Fireplace Insert Installation Cost Calculator

An insert slides into a firebox you already have — so the math is short: the appliance, the flue liner it must have, and labor. Skip the liner and you have a smoke problem, not a savings.

Planning estimate: this is a planning estimate from the numbers you enter — not a bid or a contract. Chimney and masonry price depends on access and scaffolding, the extent of the damage, materials, chimney height, roof pitch, permits and local labor. Get itemized written quotes from a CSIA-certified sweep and a licensed, insured mason before you commit.

1 Enter your numbers

$
Wood or gas insert unit + surround panel
$
Sized to the insert outlet, run to the top
$
Fit, connect the liner, seal, trim
×
As a fraction: 0.10 = 10% buffer
Your result
Estimated total$4,400
Insert$2,500
Liner$800
Labor$700

An insert turns a drafty open fireplace into an efficient wood or gas appliance — it slides into the existing firebox and MUST have a properly sized liner up the flue (see the liner tools). About $4,400 here.

An insert is the fix for the drafty open masonry fireplace that dumps your heat up the flue. It is a sealed firebox — wood or gas — that you push into the existing opening and run efficiently. The reason it earns its keep is the same reason it needs a liner: a sealed appliance breathes through a flue sized to its outlet, usually 6 inches, not through the cavernous masonry flue built for an open fire.

That is the line most cheap quotes "forget". A properly sized, ideally insulated liner run from the insert to the chimney top is not an upsell — it is how the appliance is listed to operate. Vent an insert into an oversized bare masonry flue and the gases cool, draft stalls, and creosote piles up fast. So this estimator refuses to let the liner go to zero in spirit: keep it in the bid, sized right (use the flue-liner-size tool to confirm the diameter).

Formula

total = (insert + liner + labor) × (1 + contingency)

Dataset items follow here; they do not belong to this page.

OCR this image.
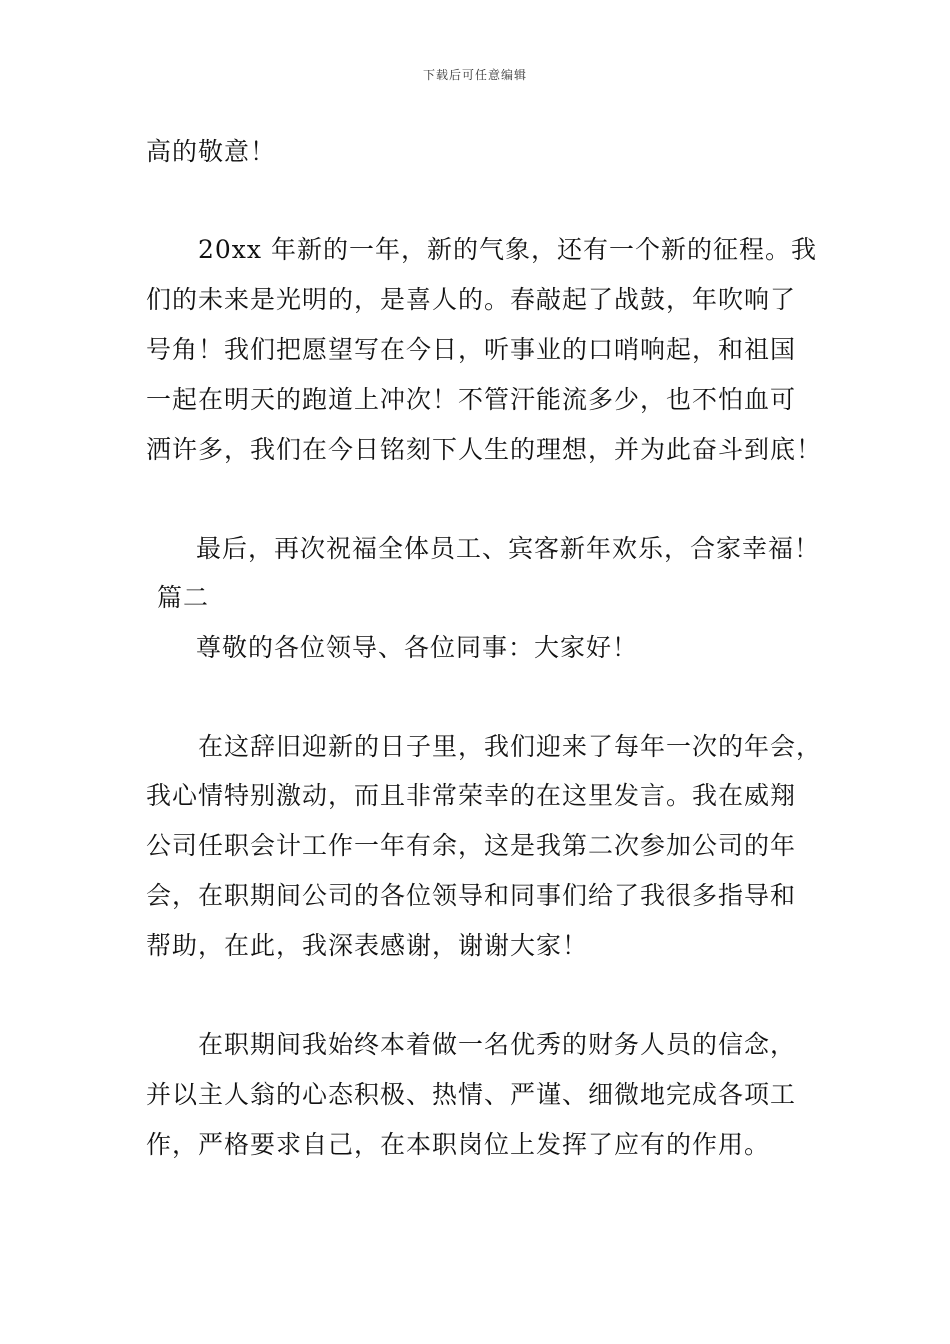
下载后可任意编辑
高的敬意！
20xx 年新的一年，新的气象，还有一个新的征程。我
们的未来是光明的，是喜人的。春敲起了战鼓，年吹响了
号角！我们把愿望写在今日，听事业的口哨响起，和祖国
一起在明天的跑道上冲次！不管汗能流多少，也不怕血可
洒许多，我们在今日铭刻下人生的理想，并为此奋斗到底！
最后，再次祝福全体员工、宾客新年欢乐，合家幸福！
篇二
尊敬的各位领导、各位同事：大家好！
在这辞旧迎新的日子里，我们迎来了每年一次的年会，
我心情特别激动，而且非常荣幸的在这里发言。我在威翔
公司任职会计工作一年有余，这是我第二次参加公司的年
会，在职期间公司的各位领导和同事们给了我很多指导和
帮助，在此，我深表感谢，谢谢大家！
在职期间我始终本着做一名优秀的财务人员的信念，
并以主人翁的心态积极、热情、严谨、细微地完成各项工
作，严格要求自己，在本职岗位上发挥了应有的作用。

Three buckets, because an insert install genuinely has three. The insert includes its decorative surround panel that hides the gap to the old opening. The liner is length × a per-foot rate plus insulation — price that separately with the liner-cost tools and drop the number in here. Labor is the fit-and-connect: pull the old damper, run the liner, seal the block-off plate, set the surround.

Worked example

Converting a 1980s open masonry fireplace to a wood-burning insert. Insert with a black surround at $2,640, a 22-ft insulated 6-inch stainless liner at $915, and labor to set it and build the block-off plate at $780. With a 10% buffer:

(2,640 + 915 + 780) × 1.10 = 4,335 × 1.10 = $4,769

A gas insert instead of wood swaps the liner detail for a gas line and a co-axial vent, which nudges labor up — but the shape of the estimate is the same.

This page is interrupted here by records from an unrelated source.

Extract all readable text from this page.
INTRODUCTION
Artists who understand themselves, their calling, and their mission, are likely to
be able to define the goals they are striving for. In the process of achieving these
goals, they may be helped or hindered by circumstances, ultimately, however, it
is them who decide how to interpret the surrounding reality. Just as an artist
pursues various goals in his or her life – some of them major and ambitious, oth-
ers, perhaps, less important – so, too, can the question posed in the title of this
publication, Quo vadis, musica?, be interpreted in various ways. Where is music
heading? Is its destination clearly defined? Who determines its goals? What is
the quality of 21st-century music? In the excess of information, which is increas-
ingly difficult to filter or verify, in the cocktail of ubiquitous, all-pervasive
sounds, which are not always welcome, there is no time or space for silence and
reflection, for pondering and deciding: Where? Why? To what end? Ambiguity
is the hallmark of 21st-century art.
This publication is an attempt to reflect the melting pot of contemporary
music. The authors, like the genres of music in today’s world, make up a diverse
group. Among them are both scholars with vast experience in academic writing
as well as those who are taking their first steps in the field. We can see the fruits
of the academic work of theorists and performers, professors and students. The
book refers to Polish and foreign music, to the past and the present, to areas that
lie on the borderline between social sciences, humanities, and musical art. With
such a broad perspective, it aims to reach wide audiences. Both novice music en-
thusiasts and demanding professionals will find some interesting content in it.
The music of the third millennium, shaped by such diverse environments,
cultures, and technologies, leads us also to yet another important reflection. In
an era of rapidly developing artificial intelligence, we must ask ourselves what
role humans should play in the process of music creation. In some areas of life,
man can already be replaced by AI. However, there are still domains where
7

What people leave out (and pay for later)

  • The liner, sized to the insert. Match the appliance outlet, not the old flue. A liner smaller than the outlet chokes it; a bare oversized flue runs cool and glazes. Insulate it and the draft is stronger and the creosote slower.
  • A block-off plate. Sealing the old damper throat around the liner stops the room from losing heat up the dead air space. Cheap to do during the install, annoying to add after.
  • Fireplace condition. An insert does not fix a cracked firebox or a leaking crown — those get repaired first. A quick Level 2 look before you buy saves an ugly surprise.
  • Clearance to the mantel and trim. Combustible mantels and surrounds have listed clearances; a deep mantel may need a shield or a shim.

The Chimney Safety Institute of America is the reference for who should be running that liner and inspecting the flue.

Reference table

Labeled planning band — a sanity check, NOT a quote. The liner alone can be a big share; confirm with a CSIA-certified installer.

JobTypical band
Fireplace installation$1,500 – $8,000
Reline / new liner$1,500 – $5,000

Frequently asked questions

Do I really need a new liner for an insert?

Yes. A sealed insert is listed to vent through a flue sized to its own outlet — almost always a 6-inch liner run to the chimney top, ideally insulated. Venting it into the big bare masonry flue leaves the exhaust cool and sluggish, which stalls draft and builds creosote. Treat the liner as part of the appliance, not an option.

Wood insert or gas insert — does the cost differ?

They land close on the appliance, but the venting detail differs: a wood insert needs a full liner up the flue, a direct-vent gas insert needs a co-axial vent and a gas line. Labor shifts accordingly. Enter whichever venting your quote lists in the liner line and adjust labor.

Can I put an insert in any fireplace?

Only a sound one. The firebox and flue have to be in good shape and big enough for the insert and its liner. Have a cracked firebox or a leaking crown repaired first — an insert covers the opening, it does not cure the masonry behind it.

What is a block-off plate and why does it matter?

It is a sealed panel that closes the old damper throat around the new liner so room air stops leaking into the dead space above the insert. It is a few dollars of sheet metal and sealant during the install and a real efficiency gain — insist on it.